Pre-baked, dead-mesh and dead-texture methods, as sold to idiots by Euclideon, are from the stone-age, and look 'good' in controlled demos only.
Carmack destroyed iD perusing this same hopeless method, and he understood its limitations from the off. Carmack's mega-texture literally has ZERO advantages over current methods, and extraordinary numbers of downsides- the worst being the disruption of the ordinary artist development pipeline. Modern games on modern engines, by comparison, are crafted very much as Hollywood builds (and lights) real and digital sets for their movies.
Megatexture- the infinitely more intelligent approach to Euclideon methods, is just horrible for artists and designers- increasing development time (with no visible advantage over traditional methods) by a depressing amount.
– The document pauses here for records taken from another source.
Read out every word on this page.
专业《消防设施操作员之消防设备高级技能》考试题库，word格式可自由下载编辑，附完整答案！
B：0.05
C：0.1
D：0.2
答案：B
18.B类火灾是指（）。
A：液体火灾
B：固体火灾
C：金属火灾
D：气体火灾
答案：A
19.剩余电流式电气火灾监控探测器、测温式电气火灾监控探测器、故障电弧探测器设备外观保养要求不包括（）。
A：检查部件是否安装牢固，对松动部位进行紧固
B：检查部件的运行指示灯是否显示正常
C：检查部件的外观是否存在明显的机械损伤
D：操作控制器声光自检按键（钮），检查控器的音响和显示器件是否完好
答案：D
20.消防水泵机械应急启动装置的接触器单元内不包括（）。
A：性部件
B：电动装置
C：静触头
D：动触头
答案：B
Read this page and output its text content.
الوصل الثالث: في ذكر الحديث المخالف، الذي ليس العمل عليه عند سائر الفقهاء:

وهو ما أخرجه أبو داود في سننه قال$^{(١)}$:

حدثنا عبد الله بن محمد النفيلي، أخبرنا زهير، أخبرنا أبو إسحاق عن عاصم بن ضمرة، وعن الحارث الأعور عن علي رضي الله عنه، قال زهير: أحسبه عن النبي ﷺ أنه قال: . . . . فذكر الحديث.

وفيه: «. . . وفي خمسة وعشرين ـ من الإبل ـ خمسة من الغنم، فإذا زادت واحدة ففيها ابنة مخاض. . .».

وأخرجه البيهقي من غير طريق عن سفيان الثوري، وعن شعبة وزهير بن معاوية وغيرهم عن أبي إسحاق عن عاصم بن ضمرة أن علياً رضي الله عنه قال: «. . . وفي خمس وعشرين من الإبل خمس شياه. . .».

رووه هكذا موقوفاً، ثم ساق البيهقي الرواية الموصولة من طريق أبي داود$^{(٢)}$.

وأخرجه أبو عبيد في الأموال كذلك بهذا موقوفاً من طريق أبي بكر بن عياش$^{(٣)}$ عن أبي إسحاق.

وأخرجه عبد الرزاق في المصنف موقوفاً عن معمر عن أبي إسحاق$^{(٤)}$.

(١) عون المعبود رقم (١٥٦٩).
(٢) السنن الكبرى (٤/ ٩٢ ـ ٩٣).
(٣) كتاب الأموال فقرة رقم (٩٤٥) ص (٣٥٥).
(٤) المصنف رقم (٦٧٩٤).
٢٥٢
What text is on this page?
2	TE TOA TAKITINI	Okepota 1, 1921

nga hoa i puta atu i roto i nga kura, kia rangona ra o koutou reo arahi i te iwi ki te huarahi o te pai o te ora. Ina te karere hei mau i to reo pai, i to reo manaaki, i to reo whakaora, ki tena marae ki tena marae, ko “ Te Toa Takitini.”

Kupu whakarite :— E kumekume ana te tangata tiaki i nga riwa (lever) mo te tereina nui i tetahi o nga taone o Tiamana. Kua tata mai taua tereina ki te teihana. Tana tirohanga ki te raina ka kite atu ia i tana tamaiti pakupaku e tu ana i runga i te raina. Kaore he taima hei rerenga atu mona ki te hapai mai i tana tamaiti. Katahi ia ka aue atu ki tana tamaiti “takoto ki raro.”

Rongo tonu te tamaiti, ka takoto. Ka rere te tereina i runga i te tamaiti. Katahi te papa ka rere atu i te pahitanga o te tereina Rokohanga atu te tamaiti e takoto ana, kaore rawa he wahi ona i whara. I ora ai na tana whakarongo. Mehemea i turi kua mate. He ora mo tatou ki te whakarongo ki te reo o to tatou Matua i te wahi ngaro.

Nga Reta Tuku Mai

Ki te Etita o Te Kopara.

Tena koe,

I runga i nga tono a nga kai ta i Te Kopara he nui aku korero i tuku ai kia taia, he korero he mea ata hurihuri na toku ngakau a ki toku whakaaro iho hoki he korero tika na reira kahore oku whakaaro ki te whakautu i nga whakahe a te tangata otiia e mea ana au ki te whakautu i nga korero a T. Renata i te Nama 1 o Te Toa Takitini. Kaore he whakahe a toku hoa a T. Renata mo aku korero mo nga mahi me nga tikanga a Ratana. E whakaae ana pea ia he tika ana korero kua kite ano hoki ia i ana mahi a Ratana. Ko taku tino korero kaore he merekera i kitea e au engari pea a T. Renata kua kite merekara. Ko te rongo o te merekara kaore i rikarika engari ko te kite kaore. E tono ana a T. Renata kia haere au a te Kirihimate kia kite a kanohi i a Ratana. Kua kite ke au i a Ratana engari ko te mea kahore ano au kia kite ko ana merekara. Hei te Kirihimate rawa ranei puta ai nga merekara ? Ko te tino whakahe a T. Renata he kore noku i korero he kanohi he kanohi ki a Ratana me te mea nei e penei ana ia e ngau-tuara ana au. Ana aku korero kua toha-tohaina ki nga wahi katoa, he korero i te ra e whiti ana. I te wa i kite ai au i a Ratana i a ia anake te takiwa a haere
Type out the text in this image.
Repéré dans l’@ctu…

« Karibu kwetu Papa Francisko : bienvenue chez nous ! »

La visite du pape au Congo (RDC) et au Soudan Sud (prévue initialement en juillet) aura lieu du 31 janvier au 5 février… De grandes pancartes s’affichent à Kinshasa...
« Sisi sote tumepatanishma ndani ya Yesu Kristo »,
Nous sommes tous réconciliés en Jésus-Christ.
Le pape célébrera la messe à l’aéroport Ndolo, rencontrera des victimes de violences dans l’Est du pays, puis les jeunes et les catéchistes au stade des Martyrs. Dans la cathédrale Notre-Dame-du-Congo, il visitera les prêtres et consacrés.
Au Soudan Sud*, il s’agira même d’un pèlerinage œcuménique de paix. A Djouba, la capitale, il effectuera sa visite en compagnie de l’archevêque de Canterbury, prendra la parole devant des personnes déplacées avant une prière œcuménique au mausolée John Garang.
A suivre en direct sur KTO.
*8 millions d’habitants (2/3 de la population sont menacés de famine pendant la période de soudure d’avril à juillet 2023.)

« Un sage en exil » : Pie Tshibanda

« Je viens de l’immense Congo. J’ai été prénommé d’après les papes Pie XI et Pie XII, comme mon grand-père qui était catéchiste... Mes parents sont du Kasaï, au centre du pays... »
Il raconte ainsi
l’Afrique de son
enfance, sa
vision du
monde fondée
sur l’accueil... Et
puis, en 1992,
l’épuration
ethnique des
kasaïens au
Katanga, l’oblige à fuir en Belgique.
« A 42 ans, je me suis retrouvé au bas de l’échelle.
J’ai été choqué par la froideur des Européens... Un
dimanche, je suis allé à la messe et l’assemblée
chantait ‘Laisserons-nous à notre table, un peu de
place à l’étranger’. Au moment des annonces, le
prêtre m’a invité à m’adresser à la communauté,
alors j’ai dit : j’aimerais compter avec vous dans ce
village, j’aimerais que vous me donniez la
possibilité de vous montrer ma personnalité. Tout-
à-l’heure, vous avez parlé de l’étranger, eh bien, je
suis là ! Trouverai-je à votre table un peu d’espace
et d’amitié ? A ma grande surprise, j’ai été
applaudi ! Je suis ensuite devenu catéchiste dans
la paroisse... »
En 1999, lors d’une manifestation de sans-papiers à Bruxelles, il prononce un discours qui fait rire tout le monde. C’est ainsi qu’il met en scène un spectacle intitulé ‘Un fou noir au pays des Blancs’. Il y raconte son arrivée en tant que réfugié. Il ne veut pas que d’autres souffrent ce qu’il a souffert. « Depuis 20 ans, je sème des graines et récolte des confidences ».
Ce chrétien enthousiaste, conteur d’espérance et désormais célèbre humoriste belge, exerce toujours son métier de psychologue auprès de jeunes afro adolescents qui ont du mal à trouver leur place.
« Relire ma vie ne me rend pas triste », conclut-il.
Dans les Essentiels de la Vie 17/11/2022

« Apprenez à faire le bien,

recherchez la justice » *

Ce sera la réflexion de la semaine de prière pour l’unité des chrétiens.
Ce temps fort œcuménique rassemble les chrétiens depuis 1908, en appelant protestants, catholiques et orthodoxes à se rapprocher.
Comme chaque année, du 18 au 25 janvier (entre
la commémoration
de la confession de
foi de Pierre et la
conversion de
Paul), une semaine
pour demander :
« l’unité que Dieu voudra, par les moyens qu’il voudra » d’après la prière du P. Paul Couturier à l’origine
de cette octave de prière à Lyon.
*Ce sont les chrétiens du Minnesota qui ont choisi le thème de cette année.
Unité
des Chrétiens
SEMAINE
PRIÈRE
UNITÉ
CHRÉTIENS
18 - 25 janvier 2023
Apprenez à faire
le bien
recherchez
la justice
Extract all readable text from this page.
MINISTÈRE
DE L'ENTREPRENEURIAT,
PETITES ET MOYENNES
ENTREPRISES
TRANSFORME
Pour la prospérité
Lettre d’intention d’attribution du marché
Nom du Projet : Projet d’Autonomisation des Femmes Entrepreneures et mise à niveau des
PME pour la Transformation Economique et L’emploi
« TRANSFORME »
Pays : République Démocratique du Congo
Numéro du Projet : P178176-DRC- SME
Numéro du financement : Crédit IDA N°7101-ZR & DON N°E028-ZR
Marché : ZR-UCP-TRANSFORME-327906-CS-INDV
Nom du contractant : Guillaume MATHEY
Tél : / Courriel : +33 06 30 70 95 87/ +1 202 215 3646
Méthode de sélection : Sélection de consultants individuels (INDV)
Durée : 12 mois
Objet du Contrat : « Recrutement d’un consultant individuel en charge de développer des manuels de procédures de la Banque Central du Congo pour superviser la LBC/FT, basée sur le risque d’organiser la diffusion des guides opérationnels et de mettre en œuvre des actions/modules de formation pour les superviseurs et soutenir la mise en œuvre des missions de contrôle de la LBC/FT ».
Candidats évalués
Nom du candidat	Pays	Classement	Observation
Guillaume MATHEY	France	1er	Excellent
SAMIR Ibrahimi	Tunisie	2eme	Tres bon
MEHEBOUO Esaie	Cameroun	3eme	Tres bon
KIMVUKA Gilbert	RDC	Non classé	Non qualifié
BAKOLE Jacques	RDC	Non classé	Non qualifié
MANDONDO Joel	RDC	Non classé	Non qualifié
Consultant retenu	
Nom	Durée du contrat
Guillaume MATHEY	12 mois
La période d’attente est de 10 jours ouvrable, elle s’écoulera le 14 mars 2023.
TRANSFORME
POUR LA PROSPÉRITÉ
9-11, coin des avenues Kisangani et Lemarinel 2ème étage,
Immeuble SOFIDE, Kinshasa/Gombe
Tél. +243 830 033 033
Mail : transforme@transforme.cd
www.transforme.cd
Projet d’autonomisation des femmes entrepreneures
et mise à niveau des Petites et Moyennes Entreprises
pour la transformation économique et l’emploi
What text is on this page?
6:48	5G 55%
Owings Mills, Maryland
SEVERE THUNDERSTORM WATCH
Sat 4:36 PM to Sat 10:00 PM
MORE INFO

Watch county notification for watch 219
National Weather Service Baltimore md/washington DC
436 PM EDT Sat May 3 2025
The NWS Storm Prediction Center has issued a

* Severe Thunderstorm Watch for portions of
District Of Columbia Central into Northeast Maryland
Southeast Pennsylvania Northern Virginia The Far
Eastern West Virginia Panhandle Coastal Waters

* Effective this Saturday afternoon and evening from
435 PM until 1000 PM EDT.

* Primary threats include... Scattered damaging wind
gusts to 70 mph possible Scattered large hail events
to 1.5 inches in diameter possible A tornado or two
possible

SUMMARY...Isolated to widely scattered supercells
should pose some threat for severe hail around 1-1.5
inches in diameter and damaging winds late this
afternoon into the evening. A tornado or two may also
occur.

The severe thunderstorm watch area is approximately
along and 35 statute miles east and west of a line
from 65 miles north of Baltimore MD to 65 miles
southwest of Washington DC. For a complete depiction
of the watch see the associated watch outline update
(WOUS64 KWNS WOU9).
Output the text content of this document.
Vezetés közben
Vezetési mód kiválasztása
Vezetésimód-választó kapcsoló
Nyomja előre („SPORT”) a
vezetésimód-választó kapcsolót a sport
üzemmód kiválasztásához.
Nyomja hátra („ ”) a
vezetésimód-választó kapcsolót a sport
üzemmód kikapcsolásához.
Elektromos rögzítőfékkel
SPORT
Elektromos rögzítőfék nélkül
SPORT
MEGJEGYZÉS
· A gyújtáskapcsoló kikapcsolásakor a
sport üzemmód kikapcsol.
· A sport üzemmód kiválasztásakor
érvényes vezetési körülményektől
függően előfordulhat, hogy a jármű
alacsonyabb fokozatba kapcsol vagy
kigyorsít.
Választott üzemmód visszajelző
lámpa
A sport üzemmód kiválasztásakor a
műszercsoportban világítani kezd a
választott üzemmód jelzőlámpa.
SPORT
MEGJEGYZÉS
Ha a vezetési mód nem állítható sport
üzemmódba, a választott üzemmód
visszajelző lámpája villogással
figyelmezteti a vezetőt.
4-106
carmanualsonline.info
The processing of Megatexture data for a test build takes a cluster of power PCs working for a long time. A modern AAA gaming engine allows REALTIME visualisation of new assets in the actual game world. It is a bad joke to even compare the two methods.
Euclideon's bigest con is the ability of such a limited rendering system to use JPG quality compression of the world textures in near real-time. A gaming environment, on the other hand, cannot use compression anywhere near the quality and efficiency of JPG. Dead meshing using dead textures, JPG and simple streaming can appear to achieve 'miracles' (if you are a credulous fool). No useful real world renderer can rely on these methods.
Here's a 2011 interview
I’ve revisited voxels at least a half dozen times in my career, and they’ve never quite won. I am confident in saying now that ray tracing of some form will eventually win because there are too many things that we’ve suffered with rasterization for, especially for shadows and environment mapping. We live with hacks that ray tracing can let us do much better. For years I was thinking that traditional analytical ray tracing intersecting with an analytic primitive couldn’t possibly be the right solution, and it would have to be something like voxels or metaballs or something. I’m less certain of that now because the analytic tracing is closer than I thought it would be. I think it’s an interesting battle between potentially ray tracing into dense polygonal geometry versus ray tracing into voxels and things like that. The appeal of voxels, like bitmaps, [is that] a lot of things can be done with filtering operations. You can stream more things in and there is still very definitely appeals about that. You start to look at them as little light field transformers rather than hard surfaces that you bounce things off of. I still wouldn’t say that the smart money is on voxels because lots of smart people have been trying it for a long time. It’s possible now with our current, modern generation graphics cards to do incredible full screen voxel rendering into hyper-detailed environments, and especially as we look towards the next generation I’m sure some people would take a stab at it. I think it’s less likely to be something that is a corner stone of a top-of-the-line triple A title. It’s in the mix but not a forgone conclusion right now.
In 1999, he was working with 3d "light maps".